At a public meeting on November 5, the Commodity Futures Trading Commission (CFTC) voted to propose amendments to its rules requiring the aggregation of certain accounts for purposes of complying with CFTC speculative position limits. The proposed aggregation rules would continue the current practice of evaluating positions on the basis of both ownership and control. These rules require the aggregation of all positions in accounts in which a trader either (i) holds a direct or indirect ownership of 10 percent or more, or (ii) controls trading, by power of attorney or otherwise. As summarized below, the proposal notably retains (with some modifications) many of the “disaggregation” exemptions that are available under existing CFTC Regulations and would also create certain new exemptions.

  • Independent Account Controller Exemption. The proposed rule retains the independent account controller exemption, which provides that an “eligible entity” is not required to aggregate client positions controlled by an authorized “independent account controller” (which terms are defined in substantially the same manner as under the CFTC’s current rules). The proposal clarifies that this exemption is applicable only to the positions of the eligible entity’s clients (and not the eligible entity itself) and is not available for physically delivered commodity contracts during the spot month.  Persons utilizing the independent account controller exemption are required to file a notice with the CFTC.

  • Passive Pool Exemption. The proposal also retains the exemption for certain limited partners, shareholders and similar types of passive investors in commodity pools, including an investor that is a principal or affiliate of the pool operator, provided the principal or affiliate meets certain criteria to demonstrate its independence and fulfills a newly proposed filing requirement.

  • FCM Customer Trading Programs. The proposed aggregation rule retains an existing exemption for customer trading programs offered by a futures commission merchant (FCM) if a person other than the FCM or its affiliates directs the trading in such an account, but imposes a new filing requirement for FCMs that rely upon this exemption.

  • Owned Entity Exemption (10 Percent to 50 Percent Ownership). Under proposed CFTC Regulation 150.4(b)(2), a person whose ownership or equity interest in another entity is between 10 percent and 50 percent would not be required to aggregate its positions with that entity’s positions if such person files a notice with the CFTC and both parties: (i) do not have knowledge of each other’s trading decisions; (ii) trade pursuant to separately developed and independent trading systems; (iii) have established written information barriers that include documented routing procedures, security procedures and separate physical locations to maintain independence; (iv) do not share employees that control trading decisions; and (v) do not share risk management systems. This amendment is intended to expand the availability of disaggregation to any person whose ownership interest in an underlying entity exceeds the 10 percent threshold currently reflected in the CFTC’s aggregation rules. 

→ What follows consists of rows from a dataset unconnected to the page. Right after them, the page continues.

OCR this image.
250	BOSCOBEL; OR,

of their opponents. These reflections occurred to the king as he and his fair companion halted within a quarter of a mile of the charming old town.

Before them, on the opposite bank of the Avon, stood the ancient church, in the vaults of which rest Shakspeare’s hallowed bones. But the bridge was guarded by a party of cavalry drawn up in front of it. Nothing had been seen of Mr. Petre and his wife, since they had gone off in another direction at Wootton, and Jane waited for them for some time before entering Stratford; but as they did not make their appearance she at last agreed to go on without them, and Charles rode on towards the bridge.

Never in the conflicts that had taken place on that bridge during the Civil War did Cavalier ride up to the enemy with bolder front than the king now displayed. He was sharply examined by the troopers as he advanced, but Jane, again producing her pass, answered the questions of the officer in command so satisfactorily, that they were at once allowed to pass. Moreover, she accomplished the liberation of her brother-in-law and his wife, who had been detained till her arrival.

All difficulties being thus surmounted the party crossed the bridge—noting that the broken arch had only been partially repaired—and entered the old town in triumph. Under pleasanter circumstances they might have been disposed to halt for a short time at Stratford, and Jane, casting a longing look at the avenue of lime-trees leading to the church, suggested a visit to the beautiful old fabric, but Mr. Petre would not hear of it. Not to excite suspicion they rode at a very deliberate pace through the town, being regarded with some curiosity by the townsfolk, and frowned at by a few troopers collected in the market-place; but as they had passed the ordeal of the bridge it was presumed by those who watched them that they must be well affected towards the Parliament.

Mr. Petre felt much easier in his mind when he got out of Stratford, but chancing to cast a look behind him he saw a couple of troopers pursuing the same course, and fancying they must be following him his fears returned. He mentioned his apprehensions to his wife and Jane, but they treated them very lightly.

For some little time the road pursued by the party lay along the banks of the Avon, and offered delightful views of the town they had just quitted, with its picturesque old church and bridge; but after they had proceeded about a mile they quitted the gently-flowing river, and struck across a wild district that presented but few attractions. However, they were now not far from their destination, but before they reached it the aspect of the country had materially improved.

  • Owned Entity Exemption (Greater Than 50 Percent Ownership). A person with an ownership interest of greater than 50 percent would be permitted to apply to the CFTC for an aggregation exemption if: (i) the applicant does not and is not required by US generally accepted accounting principles to consolidate the owned entity under the applicant’s financial statements; (ii) trading is independently controlled; (iii) each representative of the applicant on the owned entity’s board certifies that he or she does not control the trading decisions of the owned entity; and (iv) the owned entity’s positions are held for bona fide hedging purposes or do not exceed 20 percent of the position limit. However, this exemption is not automatic, and the CFTC has the authority to grant or deny these applications. The owned-entity exemption would also apply to higher-tier entities (such as upstream holding companies) that comply with the applicable requirements.

  • Underwriting and Broker-Dealer Activities. The proposed rule provides an exemption for a broker-dealer that acquires an equity interest in an entity as a result of certain underwriting or market-making activities.

  • Information-Sharing Prohibitions. The proposed rule includes a new conditional exemption where aggregation would create a reasonable risk of violating applicable laws governing the sharing of information between the aggregated entities. To utilize this exemption, a person must file a notice with the CFTC that includes, among other things, a written memorandum of law explaining why the sharing of information creates a reasonable risk of violating applicable law.

  • Identical Trading Strategies. The proposed rule also clarifies that these various exemptions do not apply to any person that holds an ownership interest or controls the trading of more than one account or pool with substantially identical trading strategies.

At the same meeting, the CFTC approved a separate companion release that would expand the CFTC’s position limit authority over 28 physical commodity futures contracts and certain economically equivalent instruments, which will be the subject of a separate client advisory. Each of these rule proposals will be open for public comment for a period of 60 days following its publication in the Federal Register.